The tiling error looks like it doesn't get the new tile pixel data, so it uses the old buffer again.
What can I do to prevent the corruption of my rendering?
Here is my rendering code structure:
for(y...){
for(x...){
// set viewport & translatef
glBindFramebuffer(GL_FRAMEBUFFER, fboId);
// glclear()
render_tile();
glFlush();
glBindFramebuffer(GL_FRAMEBUFFER, 0);
glBindTexture(GL_TEXTURE_2D, textureId);
glGetTexImage(GL_TEXTURE_2D, 0, GL_RGB, GL_UNSIGNED_BYTE, pixels);
glBindTexture(GL_TEXTURE_2D, 0);
copy_tile_pixels_to_output_image();
}
}
And here is the FBO initialization (only opengl related commands are shown):
// texture:
glGenTextures(1, &textureId);
glBindTexture(GL_TEXTURE_2D, textureId);
glTexImage2D(GL_TEXTURE_2D, 0, GL_RGBA8, TEXTURE_WIDTH, TEXTURE_HEIGHT, 0, GL_RGBA, GL_UNSIGNED_BYTE, 0);
glBindTexture(GL_TEXTURE_2D, 0);
// FBO:
glGenFramebuffers(1, &fboId);
glBindFramebuffer(GL_FRAMEBUFFER, fboId);
glGenRenderbuffers(1, &rboId);
glBindRenderbuffer(GL_RENDERBUFFER, rboId);
glRenderbufferStorage(GL_RENDERBUFFER, GL_DEPTH_STENCIL, TEXTURE_WIDTH, TEXTURE_HEIGHT);
glBindRenderbuffer(GL_RENDERBUFFER, 0);
glFramebufferTexture2D(GL_FRAMEBUFFER, GL_COLOR_ATTACHMENT0, GL_TEXTURE_2D, textureId, 0);
glFramebufferRenderbuffer(GL_FRAMEBUFFER, GL_DEPTH_ATTACHMENT, GL_RENDERBUFFER, rboId);
glFramebufferRenderbuffer(GL_FRAMEBUFFER, GL_STENCIL_ATTACHMENT, GL_RENDERBUFFER, rboId);
checkFramebufferStatus(); // will exit if errors found. none found, however.

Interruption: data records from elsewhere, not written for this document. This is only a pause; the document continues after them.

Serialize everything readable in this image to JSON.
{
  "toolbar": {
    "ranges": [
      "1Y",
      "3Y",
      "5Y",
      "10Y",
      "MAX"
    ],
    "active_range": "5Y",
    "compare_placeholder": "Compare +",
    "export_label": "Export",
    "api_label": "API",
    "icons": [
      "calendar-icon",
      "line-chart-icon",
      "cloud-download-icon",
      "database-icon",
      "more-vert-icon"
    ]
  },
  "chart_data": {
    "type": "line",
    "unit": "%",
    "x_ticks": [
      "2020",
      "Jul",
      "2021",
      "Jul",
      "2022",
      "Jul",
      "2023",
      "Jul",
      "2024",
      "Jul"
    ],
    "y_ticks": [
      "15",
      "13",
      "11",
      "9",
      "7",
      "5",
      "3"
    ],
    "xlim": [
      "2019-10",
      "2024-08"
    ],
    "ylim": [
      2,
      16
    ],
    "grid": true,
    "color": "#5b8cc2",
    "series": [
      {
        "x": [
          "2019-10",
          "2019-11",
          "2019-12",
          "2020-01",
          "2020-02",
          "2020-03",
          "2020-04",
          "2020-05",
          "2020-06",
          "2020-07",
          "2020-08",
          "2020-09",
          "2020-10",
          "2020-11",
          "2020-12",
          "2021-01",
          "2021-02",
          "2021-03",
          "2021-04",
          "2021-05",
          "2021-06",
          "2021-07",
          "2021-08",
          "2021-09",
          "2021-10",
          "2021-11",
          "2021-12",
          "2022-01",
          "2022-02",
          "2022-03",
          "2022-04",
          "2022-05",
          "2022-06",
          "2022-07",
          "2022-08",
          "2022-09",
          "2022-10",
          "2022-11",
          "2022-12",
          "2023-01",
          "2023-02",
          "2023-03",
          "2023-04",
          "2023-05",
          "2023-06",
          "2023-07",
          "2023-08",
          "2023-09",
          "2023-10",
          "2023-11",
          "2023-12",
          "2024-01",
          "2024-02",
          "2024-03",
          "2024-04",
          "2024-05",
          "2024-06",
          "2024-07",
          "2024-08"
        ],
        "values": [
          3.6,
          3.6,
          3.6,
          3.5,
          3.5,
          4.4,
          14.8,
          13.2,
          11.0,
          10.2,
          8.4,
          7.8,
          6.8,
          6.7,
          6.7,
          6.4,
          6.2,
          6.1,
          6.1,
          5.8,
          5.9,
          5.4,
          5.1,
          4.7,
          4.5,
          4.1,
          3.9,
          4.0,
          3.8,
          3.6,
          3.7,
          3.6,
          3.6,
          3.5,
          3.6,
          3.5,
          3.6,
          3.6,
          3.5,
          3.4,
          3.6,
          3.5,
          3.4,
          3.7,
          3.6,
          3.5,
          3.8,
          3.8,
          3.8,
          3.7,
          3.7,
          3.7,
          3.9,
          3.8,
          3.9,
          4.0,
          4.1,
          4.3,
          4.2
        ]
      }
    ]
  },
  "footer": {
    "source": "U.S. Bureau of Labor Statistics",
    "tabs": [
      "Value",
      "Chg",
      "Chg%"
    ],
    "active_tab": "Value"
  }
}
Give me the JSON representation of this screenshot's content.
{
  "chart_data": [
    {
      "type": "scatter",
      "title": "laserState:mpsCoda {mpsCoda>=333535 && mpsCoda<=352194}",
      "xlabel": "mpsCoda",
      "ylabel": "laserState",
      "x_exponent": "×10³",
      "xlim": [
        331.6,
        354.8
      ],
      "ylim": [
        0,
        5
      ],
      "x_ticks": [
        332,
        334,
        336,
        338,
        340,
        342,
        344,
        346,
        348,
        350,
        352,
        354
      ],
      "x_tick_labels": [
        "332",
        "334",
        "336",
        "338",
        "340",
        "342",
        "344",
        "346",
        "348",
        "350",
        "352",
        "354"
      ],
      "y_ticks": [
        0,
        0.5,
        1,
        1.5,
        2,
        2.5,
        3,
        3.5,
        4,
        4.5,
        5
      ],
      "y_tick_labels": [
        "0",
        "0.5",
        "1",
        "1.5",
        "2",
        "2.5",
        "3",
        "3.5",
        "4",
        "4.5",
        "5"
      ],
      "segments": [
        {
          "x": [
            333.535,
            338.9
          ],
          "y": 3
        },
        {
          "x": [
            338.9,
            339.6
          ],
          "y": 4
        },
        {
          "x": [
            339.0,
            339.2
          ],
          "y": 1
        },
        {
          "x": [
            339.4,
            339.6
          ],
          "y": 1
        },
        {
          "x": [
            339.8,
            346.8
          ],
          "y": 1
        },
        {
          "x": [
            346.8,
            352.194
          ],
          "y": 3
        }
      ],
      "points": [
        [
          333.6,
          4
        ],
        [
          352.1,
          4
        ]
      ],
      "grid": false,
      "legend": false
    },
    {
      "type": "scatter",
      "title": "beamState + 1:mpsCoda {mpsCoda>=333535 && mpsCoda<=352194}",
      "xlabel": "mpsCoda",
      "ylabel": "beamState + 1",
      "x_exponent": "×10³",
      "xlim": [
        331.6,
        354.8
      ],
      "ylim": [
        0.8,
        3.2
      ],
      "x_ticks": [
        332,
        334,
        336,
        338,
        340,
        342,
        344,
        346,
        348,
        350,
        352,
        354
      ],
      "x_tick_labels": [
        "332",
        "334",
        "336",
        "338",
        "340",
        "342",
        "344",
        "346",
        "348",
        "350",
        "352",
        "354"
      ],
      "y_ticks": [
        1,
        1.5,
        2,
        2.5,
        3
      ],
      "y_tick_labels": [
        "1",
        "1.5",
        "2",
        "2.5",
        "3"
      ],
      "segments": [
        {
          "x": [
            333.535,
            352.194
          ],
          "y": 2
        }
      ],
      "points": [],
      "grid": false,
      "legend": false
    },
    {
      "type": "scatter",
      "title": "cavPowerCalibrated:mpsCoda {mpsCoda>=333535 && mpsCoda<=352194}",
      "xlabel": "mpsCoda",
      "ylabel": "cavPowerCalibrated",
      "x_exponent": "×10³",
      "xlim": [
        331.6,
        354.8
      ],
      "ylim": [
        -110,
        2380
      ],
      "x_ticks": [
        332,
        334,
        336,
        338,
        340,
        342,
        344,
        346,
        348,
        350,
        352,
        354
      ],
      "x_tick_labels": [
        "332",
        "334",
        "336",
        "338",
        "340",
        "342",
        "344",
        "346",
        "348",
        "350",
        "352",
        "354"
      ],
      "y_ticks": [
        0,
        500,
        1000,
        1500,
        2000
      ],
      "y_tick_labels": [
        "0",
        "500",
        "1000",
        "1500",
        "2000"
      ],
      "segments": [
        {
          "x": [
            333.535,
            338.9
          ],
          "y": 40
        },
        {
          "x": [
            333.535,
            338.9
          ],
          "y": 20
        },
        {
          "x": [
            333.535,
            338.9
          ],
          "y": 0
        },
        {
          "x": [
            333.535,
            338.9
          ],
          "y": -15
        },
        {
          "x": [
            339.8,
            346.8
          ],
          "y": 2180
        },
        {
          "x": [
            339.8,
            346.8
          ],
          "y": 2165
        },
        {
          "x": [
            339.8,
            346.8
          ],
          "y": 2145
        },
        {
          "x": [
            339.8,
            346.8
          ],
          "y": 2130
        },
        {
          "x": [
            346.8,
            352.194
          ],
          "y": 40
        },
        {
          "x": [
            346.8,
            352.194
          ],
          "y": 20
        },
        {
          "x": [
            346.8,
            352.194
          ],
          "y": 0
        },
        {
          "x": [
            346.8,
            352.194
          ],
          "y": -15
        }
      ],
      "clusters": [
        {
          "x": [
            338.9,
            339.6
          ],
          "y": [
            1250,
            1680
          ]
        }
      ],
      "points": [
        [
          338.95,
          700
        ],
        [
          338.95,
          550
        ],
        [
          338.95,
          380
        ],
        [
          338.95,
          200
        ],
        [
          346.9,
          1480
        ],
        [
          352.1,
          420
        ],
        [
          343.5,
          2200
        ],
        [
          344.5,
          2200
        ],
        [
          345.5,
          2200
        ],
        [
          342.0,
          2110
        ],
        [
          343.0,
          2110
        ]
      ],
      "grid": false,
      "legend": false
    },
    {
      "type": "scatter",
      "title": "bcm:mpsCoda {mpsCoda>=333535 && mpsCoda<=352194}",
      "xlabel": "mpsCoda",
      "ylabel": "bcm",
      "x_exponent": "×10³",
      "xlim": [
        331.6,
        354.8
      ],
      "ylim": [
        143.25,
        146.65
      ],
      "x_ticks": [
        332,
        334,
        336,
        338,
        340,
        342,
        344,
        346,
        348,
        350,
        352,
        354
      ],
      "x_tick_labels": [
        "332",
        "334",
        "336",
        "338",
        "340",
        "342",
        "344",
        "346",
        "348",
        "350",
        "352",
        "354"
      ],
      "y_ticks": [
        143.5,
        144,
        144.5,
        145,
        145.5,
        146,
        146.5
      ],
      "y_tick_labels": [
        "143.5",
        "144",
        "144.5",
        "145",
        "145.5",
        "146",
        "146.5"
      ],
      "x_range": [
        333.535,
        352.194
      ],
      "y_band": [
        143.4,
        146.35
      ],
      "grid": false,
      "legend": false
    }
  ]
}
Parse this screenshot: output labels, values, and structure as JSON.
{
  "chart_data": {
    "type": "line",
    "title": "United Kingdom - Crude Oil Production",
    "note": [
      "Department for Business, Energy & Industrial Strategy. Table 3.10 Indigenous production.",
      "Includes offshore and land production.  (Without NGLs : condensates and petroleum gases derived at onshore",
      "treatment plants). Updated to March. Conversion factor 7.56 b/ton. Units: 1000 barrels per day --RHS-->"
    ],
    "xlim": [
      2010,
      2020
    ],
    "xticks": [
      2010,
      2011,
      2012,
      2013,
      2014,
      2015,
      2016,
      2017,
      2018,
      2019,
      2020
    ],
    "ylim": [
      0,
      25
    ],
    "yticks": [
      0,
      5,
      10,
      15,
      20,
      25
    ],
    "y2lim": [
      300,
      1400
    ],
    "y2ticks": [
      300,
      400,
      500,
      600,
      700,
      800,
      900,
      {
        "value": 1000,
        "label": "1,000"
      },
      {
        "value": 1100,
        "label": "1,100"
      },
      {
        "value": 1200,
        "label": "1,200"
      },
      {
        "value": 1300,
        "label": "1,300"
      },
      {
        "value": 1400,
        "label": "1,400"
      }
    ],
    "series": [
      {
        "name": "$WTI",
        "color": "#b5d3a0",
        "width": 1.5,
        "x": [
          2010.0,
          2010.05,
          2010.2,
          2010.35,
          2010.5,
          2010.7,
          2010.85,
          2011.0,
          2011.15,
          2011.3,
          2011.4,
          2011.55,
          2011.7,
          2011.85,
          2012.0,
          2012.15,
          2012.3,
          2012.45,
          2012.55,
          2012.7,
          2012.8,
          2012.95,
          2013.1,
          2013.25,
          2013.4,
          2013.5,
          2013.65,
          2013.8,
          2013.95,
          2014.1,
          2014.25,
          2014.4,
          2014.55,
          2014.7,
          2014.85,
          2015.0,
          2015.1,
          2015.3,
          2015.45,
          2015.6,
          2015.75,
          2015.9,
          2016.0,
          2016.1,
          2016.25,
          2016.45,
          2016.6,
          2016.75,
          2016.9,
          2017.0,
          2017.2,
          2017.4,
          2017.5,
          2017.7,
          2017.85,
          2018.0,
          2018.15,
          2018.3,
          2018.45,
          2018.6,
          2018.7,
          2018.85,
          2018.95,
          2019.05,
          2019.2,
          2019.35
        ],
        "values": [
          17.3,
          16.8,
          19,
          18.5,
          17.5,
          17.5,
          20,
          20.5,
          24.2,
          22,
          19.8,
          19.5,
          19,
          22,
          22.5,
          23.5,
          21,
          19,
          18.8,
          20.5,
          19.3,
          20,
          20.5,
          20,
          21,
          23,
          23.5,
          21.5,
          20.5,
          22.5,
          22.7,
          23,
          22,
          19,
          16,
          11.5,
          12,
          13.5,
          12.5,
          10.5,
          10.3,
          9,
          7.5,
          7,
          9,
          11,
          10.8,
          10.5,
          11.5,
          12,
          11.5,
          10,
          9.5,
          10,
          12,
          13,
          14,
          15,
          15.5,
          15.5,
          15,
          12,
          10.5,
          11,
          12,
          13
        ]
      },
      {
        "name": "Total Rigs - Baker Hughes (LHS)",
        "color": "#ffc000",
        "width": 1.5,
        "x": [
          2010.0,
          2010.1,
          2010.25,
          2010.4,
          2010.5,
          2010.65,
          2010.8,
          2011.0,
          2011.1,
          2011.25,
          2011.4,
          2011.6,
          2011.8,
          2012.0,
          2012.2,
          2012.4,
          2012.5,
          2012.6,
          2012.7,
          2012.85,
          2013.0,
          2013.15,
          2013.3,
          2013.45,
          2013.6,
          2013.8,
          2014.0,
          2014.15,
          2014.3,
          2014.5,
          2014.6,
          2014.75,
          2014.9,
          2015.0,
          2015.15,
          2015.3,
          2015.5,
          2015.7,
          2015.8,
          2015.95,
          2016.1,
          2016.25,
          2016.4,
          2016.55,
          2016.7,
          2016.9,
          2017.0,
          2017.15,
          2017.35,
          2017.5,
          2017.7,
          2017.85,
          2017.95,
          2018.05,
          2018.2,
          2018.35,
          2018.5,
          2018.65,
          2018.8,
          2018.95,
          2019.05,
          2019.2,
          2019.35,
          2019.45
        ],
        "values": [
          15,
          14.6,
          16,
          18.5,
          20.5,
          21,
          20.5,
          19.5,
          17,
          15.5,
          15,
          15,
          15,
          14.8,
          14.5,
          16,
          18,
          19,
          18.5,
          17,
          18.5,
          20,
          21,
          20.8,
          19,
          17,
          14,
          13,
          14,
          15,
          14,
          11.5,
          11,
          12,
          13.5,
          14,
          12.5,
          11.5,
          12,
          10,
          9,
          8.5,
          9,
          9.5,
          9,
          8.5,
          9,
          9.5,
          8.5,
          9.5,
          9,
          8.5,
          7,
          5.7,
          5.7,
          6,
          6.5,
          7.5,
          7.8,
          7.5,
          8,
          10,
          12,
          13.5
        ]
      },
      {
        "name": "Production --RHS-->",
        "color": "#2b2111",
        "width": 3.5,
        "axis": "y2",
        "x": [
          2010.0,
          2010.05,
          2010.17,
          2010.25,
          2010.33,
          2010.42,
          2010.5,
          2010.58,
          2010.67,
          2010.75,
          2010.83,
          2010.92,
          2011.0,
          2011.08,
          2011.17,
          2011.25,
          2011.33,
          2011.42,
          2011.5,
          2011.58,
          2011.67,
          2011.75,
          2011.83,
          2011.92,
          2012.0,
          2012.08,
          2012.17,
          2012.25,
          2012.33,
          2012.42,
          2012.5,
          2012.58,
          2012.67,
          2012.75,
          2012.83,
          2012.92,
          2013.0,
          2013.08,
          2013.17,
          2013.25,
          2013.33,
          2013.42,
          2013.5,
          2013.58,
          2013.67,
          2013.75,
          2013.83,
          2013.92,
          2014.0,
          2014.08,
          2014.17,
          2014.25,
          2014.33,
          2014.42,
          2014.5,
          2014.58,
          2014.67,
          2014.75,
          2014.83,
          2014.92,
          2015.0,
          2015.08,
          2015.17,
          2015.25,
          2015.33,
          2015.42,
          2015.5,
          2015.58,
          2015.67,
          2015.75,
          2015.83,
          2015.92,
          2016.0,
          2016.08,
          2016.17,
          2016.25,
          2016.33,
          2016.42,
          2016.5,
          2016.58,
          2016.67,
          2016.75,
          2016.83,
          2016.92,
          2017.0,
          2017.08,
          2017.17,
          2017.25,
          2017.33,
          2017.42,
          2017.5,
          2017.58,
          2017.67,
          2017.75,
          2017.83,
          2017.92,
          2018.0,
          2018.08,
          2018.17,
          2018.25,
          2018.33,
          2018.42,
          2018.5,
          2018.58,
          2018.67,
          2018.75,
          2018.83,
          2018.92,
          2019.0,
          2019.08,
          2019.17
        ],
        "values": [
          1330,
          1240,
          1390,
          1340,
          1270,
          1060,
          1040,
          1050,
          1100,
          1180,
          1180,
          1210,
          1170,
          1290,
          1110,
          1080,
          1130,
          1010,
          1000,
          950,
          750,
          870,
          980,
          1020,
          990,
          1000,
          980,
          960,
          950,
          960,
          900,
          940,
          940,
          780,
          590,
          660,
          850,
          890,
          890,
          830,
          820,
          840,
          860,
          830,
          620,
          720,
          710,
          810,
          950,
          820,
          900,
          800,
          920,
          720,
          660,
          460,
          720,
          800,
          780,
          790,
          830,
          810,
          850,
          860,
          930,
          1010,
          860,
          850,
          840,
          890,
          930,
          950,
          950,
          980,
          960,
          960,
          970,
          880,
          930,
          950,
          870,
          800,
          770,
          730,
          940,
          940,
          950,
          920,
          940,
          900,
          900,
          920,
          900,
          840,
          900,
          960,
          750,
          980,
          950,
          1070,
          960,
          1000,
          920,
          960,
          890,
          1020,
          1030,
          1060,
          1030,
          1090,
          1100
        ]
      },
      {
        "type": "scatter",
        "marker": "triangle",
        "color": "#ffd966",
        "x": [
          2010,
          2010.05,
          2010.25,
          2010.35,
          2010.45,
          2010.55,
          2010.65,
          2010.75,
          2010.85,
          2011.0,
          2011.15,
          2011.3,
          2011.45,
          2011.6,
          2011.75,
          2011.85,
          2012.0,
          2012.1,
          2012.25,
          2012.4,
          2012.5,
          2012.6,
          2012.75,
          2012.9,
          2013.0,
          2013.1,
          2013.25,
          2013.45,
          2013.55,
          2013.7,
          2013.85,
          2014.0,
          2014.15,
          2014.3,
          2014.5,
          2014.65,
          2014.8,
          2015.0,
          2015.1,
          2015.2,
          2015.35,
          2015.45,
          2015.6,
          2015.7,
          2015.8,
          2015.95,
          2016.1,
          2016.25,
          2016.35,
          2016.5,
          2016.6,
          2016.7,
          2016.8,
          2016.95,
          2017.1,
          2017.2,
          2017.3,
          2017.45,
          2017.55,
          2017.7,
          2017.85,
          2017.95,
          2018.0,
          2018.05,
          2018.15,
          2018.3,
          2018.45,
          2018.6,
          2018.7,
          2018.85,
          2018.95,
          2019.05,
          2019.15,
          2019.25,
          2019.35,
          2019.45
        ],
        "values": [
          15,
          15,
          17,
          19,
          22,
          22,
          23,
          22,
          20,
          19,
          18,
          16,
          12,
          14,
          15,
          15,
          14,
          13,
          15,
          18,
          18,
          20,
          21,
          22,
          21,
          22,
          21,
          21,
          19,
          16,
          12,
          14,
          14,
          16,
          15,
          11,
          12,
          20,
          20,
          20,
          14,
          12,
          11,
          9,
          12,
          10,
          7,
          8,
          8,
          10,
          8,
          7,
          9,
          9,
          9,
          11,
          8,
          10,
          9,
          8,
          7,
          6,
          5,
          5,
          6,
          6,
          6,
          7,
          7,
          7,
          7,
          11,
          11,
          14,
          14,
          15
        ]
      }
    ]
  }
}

glBindFramebuffer(GL_FRAMEBUFFER, 0);
Edit: as datenwolf noticed, the problem goes away by using glReadPixels(). But im not still sure why, so it would be good to know whats happening under the hood, to be sure it will not make such errors in any case in the future!
The FBO itself is just an abstract object without its own backing image storage. Basically the FBO itself consists of only slots into which you can plug image sinks and sources. Textures can act as such, but there are also renderbuffers, which serve kind of the same purpose, but cannot be used as a texturing sample source
You can read back directly from a bound FBO using glReadPixels.